Respiratory syncytial virus (RSV) is the leading cause of acute lower respiratory tract infections in infants and young children, accounting for more than 100,000 hospitalizations per year in the USA. The majority of hospitalizations occur in infants less than 1 year of age. Worldwide, RSV is associated with an annual mortality rate of 160,000-600,000 deaths. Premature infants, and infants with congenital heart disease, neuromuscular disease, structural airway abnormalities and immunodeficiencies are at increased risk for severe RSV disease. Despite the magnitude of RSV disease, treatment remains primarily supportive.
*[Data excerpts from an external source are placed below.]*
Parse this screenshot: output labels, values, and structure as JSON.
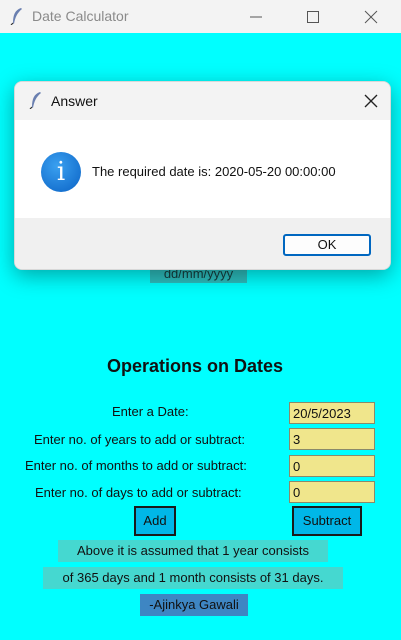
{
  "window": {
    "title": "Date Calculator",
    "icon": "feather-icon"
  },
  "form": {
    "hidden_hint": "dd/mm/yyyy",
    "heading": "Operations on Dates",
    "rows": [
      {
        "label": "Enter a Date:",
        "value": "20/5/2023"
      },
      {
        "label": "Enter no. of years to add or subtract:",
        "value": "3"
      },
      {
        "label": "Enter no. of months to add or subtract:",
        "value": "0"
      },
      {
        "label": "Enter no. of days to add or subtract:",
        "value": "0"
      }
    ],
    "add_label": "Add",
    "subtract_label": "Subtract",
    "note_line1": "Above it is assumed that 1 year consists",
    "note_line2": "of 365 days and 1 month consists of 31 days.",
    "author": "-Ajinkya Gawali"
  },
  "dialog": {
    "title": "Answer",
    "message": "The required date is: 2020-05-20 00:00:00",
    "ok_label": "OK",
    "icon": "info-icon"
  },
  "colors": {
    "background": "#00ffff",
    "entry": "#f0e68c",
    "button": "#00b7e8",
    "note": "#45d8d0",
    "author": "#3e86c3"
  }
}
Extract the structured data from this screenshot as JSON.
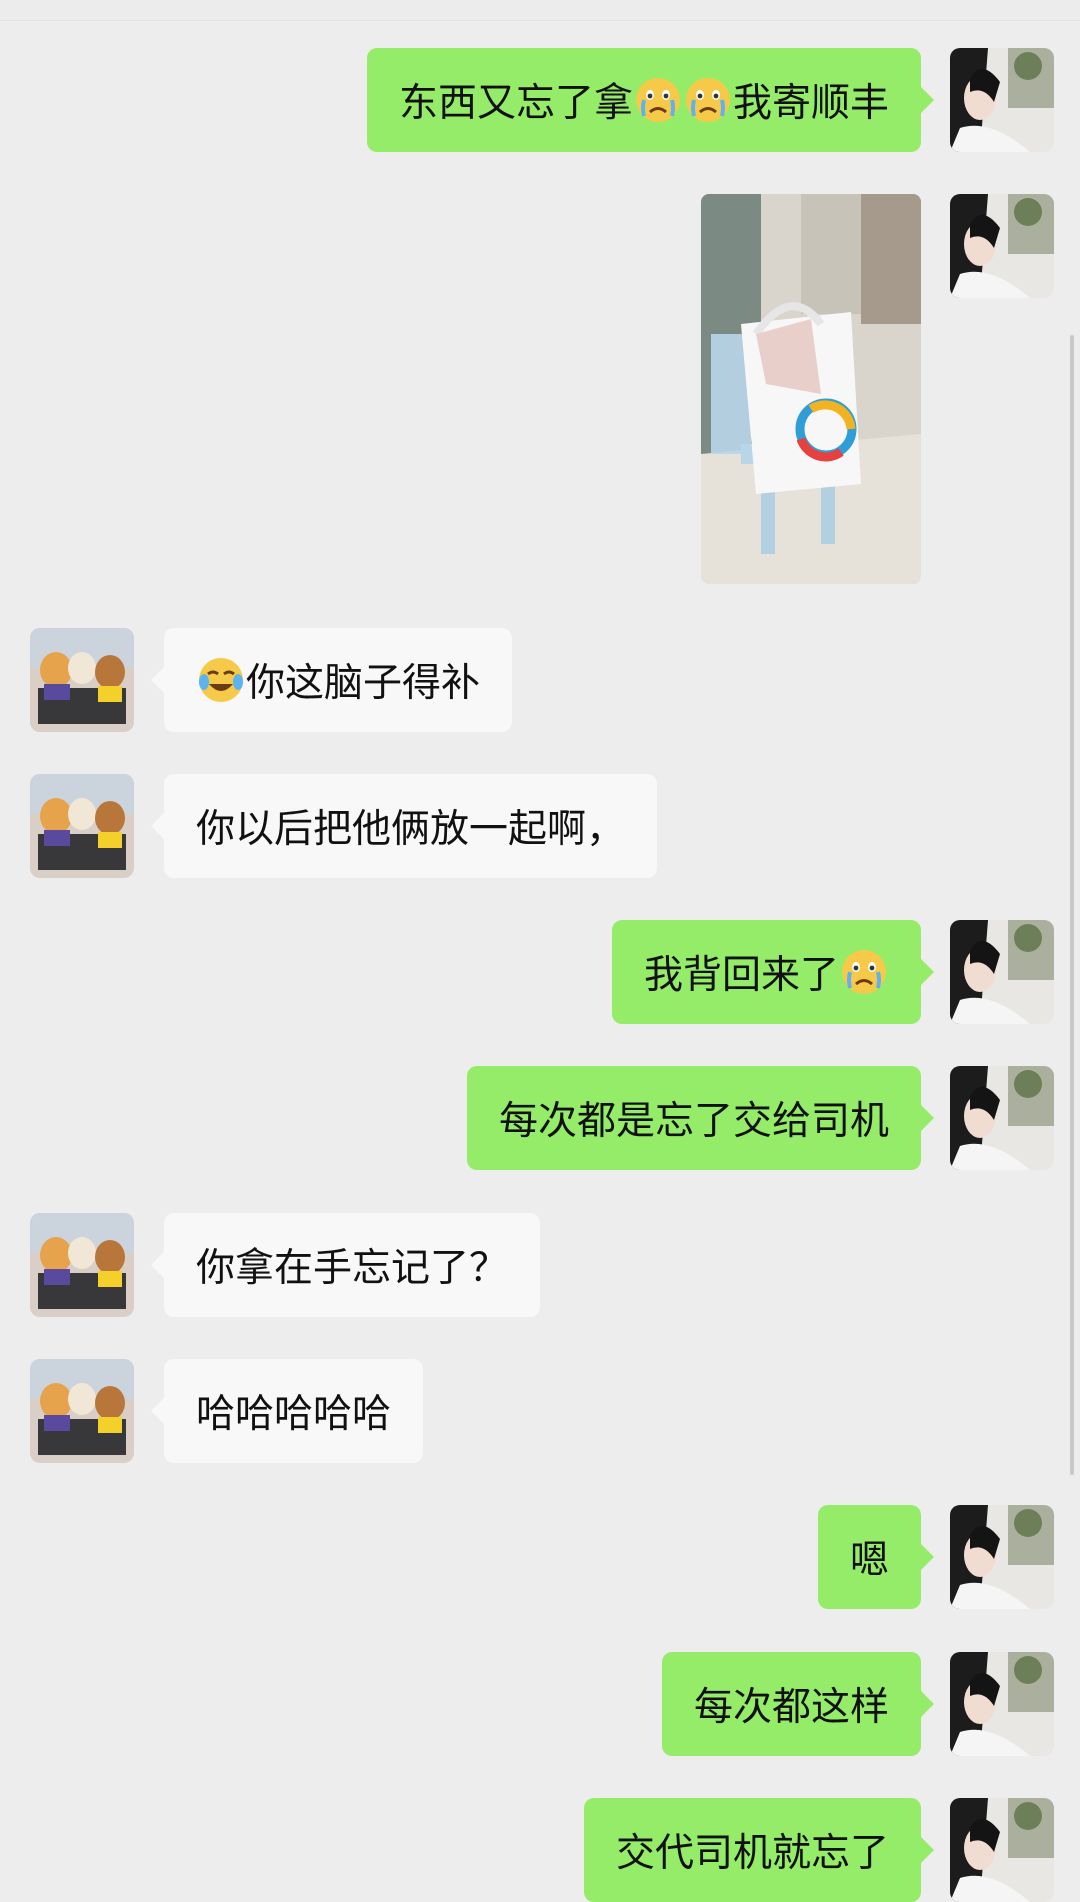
{
  "messages": [
    {
      "side": "self",
      "text_before": "东西又忘了拿",
      "emoji_count": 2,
      "text_after": "我寄顺丰",
      "emoji_name": "crying-emoji"
    },
    {
      "side": "self",
      "type": "image",
      "image_desc": "bag-on-stool-photo"
    },
    {
      "side": "other",
      "text_before": "",
      "emoji_count": 1,
      "text_after": "你这脑子得补",
      "emoji_name": "tears-of-joy-emoji"
    },
    {
      "side": "other",
      "text": "你以后把他俩放一起啊，"
    },
    {
      "side": "self",
      "text_before": "我背回来了",
      "emoji_count": 1,
      "text_after": "",
      "emoji_name": "crying-emoji"
    },
    {
      "side": "self",
      "text": "每次都是忘了交给司机"
    },
    {
      "side": "other",
      "text": "你拿在手忘记了？"
    },
    {
      "side": "other",
      "text": "哈哈哈哈哈"
    },
    {
      "side": "self",
      "text": "嗯"
    },
    {
      "side": "self",
      "text": "每次都这样"
    },
    {
      "side": "self",
      "text": "交代司机就忘了"
    }
  ],
  "colors": {
    "self_bubble": "#95ec69",
    "other_bubble": "#f8f8f8",
    "background": "#ededed"
  }
}
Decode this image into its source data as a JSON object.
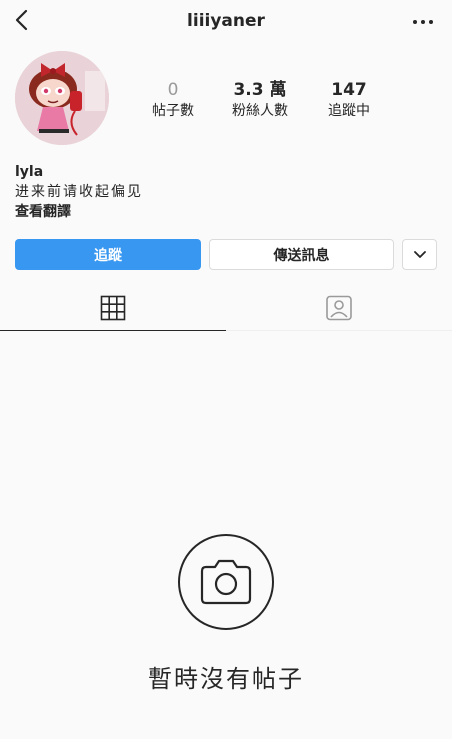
{
  "header": {
    "username": "liiiyaner",
    "back_icon": "chevron-left-icon",
    "more_icon": "more-horizontal-icon"
  },
  "profile": {
    "avatar_icon": "avatar",
    "stats": [
      {
        "value": "0",
        "label": "帖子數"
      },
      {
        "value": "3.3 萬",
        "label": "粉絲人數"
      },
      {
        "value": "147",
        "label": "追蹤中"
      }
    ],
    "name": "lyla",
    "bio": "进来前请收起偏见",
    "translate_label": "查看翻譯"
  },
  "actions": {
    "follow_label": "追蹤",
    "message_label": "傳送訊息",
    "more_icon": "chevron-down-icon"
  },
  "tabs": [
    {
      "icon": "grid-icon"
    },
    {
      "icon": "tagged-user-icon"
    }
  ],
  "empty_state": {
    "icon": "camera-icon",
    "text": "暫時沒有帖子"
  },
  "colors": {
    "accent": "#3897f0",
    "background": "#fafafa",
    "border": "#dbdbdb"
  }
}
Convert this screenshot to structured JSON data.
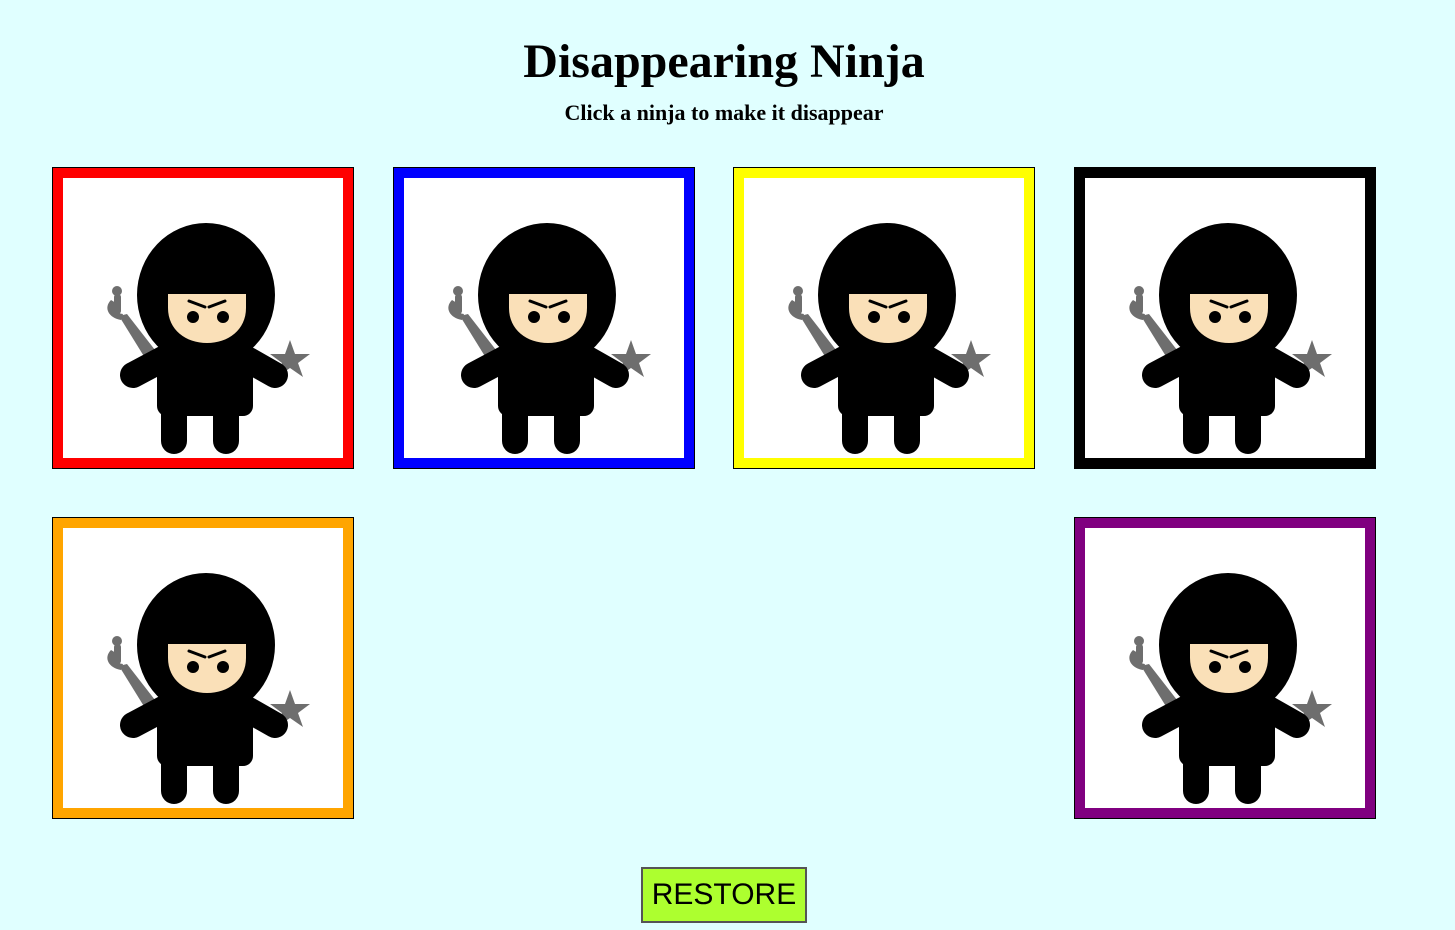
{
  "header": {
    "title": "Disappearing Ninja",
    "subtitle": "Click a ninja to make it disappear"
  },
  "ninjas": [
    {
      "color": "#ff0000",
      "name": "ninja-card-red",
      "visible": true
    },
    {
      "color": "#0000ff",
      "name": "ninja-card-blue",
      "visible": true
    },
    {
      "color": "#ffff00",
      "name": "ninja-card-yellow",
      "visible": true
    },
    {
      "color": "#000000",
      "name": "ninja-card-black",
      "visible": true
    },
    {
      "color": "#ffa500",
      "name": "ninja-card-orange",
      "visible": true
    },
    {
      "color": "#00ff00",
      "name": "ninja-card-green",
      "visible": false
    },
    {
      "color": "#0000ff",
      "name": "ninja-card-hidden",
      "visible": false
    },
    {
      "color": "#800080",
      "name": "ninja-card-purple",
      "visible": true
    }
  ],
  "restore": {
    "label": "RESTORE",
    "color": "#adff2f"
  },
  "background": "#e0ffff"
}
Trials of bronchodilators, corticosteroids and montelukast have not demonstrated conclusive clinical benefit. The antiviral drug ribavirin has demonstrated only marginal clinical benefit and is not routinely indicated in treatment of RSV disease. Palivizumab is beneficial in prophylaxis for infants at high-risk for severe RSV infection although optimal indications based on cost-effectiveness considerations have not been defined. Future directions in treatment and prevention of RSV infections likely include the second-generation monoclonal antibody motavizumab, more potent antiviral compounds and more unique anti-inflammatory agents. Vaccination against RSV is in development but not eminent.

摘要

呼吸道合胞病毒(RSV)是导致婴儿和幼儿急性下呼吸道感染的主要原因,在美国每年导致超过 100,000 例住院治疗。大多数住院病例发生在不到 1 岁的婴儿中。在全球范围内,RSV 每年导致 160,000-600,000 人死亡。早产儿和患有先天性心脏病、神经肌肉疾病、结构性气道异常和免疫缺陷的婴儿患严重 RSV 疾病的风险增加。尽管 RSV 疾病的规模很大,但治疗仍然主要是支持性的。支气管扩张剂、皮质类固醇和孟鲁司特的试验并未显示出明确的临床益处。抗病毒药物利巴韦林仅显示出轻微的临床益处,并且在 RSV 疾病的治疗中通常不适用。帕利珠单抗对高风险严重 RSV 感染的婴儿具有预防作用,但尚未根据成本效益考虑因素确定最佳适应证。RSV 感染治疗和预防的未来方向可能包括第二代单克隆抗体 motavizumab、更有效的抗病毒化合物和更独特的抗炎药物。针对 RSV 的疫苗正在开发中,但尚未普及。